Наполеон | Фотопривычка
24 июня 2018 г. в 00:06
Большевик был ужасным собеседником, отвратительным актером, надоедливым напарником и – прекрасным фотографом. Когда Курякин в первый раз кинул на стол перед развалившимся на диване Соло стопку фотокарточек, Наполеон и бровью не повел:
– И что это?
– Предполагаемые цели, – у кгбэшника была типично русская «р», выдававшая его с головой, но чем дальше, тем больше Наполеону казалось, что русский не избавлялся от нее исключительно из желания позлить: Соло терпеть не мог, когда коверкали его родной язык.
Американец поднялся, вальяжно и нарочито медленно, и сгреб фото со стола. Их было штук двадцать или тридцать, все – портретные, если вообще можно сделать портретное фото, имитируя вдохновленный и неуемный интерес к стамбульской архитектуре. Видно, Уэверли решил поиздеваться над «особенным агентом», не особо поменяв тому легенду для нового задания.

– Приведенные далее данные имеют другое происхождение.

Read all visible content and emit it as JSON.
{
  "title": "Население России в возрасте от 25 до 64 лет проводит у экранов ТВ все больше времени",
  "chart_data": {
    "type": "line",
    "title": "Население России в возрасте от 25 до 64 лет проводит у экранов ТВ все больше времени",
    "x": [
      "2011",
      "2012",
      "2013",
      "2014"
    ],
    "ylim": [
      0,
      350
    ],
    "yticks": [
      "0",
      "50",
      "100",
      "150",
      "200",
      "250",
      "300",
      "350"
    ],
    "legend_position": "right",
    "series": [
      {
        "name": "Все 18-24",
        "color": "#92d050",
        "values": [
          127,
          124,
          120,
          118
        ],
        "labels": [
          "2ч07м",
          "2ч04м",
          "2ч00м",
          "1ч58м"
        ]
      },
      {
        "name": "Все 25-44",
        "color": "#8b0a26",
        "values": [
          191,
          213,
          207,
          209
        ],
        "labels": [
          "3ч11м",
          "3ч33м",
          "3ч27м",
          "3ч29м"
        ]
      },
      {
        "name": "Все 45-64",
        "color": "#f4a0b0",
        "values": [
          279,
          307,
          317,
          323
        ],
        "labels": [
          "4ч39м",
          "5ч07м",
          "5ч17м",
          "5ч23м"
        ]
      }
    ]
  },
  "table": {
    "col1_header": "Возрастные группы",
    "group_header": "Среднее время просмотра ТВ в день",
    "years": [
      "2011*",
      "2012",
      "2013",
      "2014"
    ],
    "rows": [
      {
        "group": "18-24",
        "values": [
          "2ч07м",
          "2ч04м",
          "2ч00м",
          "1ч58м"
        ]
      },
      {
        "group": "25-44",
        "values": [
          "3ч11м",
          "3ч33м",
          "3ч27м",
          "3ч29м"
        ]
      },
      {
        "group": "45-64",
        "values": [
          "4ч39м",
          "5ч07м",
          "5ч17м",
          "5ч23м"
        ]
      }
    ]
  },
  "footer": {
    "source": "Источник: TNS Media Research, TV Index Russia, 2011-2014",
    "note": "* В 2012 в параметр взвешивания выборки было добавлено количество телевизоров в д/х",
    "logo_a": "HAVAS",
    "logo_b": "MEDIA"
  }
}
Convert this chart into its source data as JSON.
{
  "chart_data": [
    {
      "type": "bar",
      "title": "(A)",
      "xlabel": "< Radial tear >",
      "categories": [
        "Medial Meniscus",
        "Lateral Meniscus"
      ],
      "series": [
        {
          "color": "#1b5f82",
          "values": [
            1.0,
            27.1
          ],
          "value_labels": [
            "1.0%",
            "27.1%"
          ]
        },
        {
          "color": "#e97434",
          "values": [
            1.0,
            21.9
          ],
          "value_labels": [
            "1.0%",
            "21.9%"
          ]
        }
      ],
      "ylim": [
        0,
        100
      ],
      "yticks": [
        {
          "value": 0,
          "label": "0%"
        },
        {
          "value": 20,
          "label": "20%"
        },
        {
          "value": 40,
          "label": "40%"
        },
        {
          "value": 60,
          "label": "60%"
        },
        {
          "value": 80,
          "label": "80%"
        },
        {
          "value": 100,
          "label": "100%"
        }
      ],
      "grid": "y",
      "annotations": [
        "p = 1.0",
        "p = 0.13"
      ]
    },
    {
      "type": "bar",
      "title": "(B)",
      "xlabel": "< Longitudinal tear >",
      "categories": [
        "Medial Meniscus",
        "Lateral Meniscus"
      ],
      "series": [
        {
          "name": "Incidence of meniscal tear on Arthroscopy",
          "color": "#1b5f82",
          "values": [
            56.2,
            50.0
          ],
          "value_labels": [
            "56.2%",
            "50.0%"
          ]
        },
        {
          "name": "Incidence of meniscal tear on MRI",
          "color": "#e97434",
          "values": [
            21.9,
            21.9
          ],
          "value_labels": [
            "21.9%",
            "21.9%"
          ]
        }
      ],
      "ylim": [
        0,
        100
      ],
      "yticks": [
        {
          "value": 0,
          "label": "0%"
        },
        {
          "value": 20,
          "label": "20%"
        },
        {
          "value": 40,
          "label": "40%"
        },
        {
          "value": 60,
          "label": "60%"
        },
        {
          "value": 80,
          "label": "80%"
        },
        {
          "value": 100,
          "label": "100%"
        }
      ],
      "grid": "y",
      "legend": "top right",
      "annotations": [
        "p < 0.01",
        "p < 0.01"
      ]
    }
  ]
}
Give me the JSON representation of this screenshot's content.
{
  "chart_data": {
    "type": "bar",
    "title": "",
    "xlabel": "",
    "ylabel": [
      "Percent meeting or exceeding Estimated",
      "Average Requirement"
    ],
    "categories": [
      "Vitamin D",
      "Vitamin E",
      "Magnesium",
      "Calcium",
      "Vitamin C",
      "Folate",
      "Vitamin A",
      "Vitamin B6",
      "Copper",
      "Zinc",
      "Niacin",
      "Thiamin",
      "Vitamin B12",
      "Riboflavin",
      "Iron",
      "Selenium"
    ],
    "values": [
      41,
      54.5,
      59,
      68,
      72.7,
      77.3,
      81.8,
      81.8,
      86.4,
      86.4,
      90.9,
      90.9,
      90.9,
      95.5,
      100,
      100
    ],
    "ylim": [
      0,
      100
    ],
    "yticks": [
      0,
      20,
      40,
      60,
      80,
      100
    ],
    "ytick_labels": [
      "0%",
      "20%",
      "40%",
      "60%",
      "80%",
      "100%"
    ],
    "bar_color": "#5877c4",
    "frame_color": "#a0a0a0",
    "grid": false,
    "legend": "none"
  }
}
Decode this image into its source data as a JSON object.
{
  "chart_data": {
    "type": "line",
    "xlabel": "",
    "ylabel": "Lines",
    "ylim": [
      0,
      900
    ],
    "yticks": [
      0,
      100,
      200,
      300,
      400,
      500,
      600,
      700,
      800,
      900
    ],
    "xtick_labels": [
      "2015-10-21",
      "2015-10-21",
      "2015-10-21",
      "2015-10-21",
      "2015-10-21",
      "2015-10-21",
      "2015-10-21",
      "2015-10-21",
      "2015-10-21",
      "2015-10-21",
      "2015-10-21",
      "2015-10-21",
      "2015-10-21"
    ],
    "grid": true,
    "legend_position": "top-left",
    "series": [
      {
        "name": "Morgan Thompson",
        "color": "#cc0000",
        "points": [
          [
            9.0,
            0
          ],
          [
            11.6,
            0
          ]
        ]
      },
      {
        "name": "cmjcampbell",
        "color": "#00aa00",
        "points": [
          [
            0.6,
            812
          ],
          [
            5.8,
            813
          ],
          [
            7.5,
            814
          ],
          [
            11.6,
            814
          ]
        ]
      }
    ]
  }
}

На фото были мужчины от двадцати пяти до сорока пяти – претенденты на почетное звание «цель агентов А.Н.К.Л», и Соло мимолетно поразился выдержке русского: это же сколько терпения надо иметь, чтобы в течение четырех с лишним часов отсматривать в толпе подходящих под описание людей?
Он перебирал карточки одну за другой и внезапно понял, что, как истинный ценитель искусства, не может не отметить качество запечатленных картин. Было в них что-то… Не профессионализм, не выбор ракурса или позы – что-то другое. Неуловимое. Романтичное, как сказала Габи, намекая на пресловутую необъятную и непонятную душу русского человека вообще и Ильи Курякина в частности. Илья, в свою очередь, только пожимал плечами и молча уходил проявлять новые фото.
А для Наполеона это стало забавой – после долгого трудного дня забирать фотоотчеты из рук напарника и, притулившись где-нибудь на кресле, пока Теллер упорно осваивала лексику и грамматику под чутким руководством Большевика, рассматривать на черно-белых картинках чужую жизнь в лицах и застывших, выхваченных, вырванных из динамики движениях.
Однажды на одном из фото он узнал себя. Со спины, на каком-то парижском бульваре, отведя руку в сторону – он тогда философски доказывал Габи, не попавшей в кадр, что воровство на войне не есть преступление. Собственный жест казался на этом снимке отвратительно пафосным, и вид не спасали ни идеально подогнанный костюм, ни такая же идеальная, особенно сзади, прическа. В тот момент Наполеон вдруг почувствовал отвращение – не к себе, а к тому человеку на фото, коим он не являлся, конечно же.
Потом Илью отозвали в Москву, и вторым чувством после того, как самолет скрылся из глаз, было сожаление: последнюю так и не проявленную пленку Большевик забрал с собой.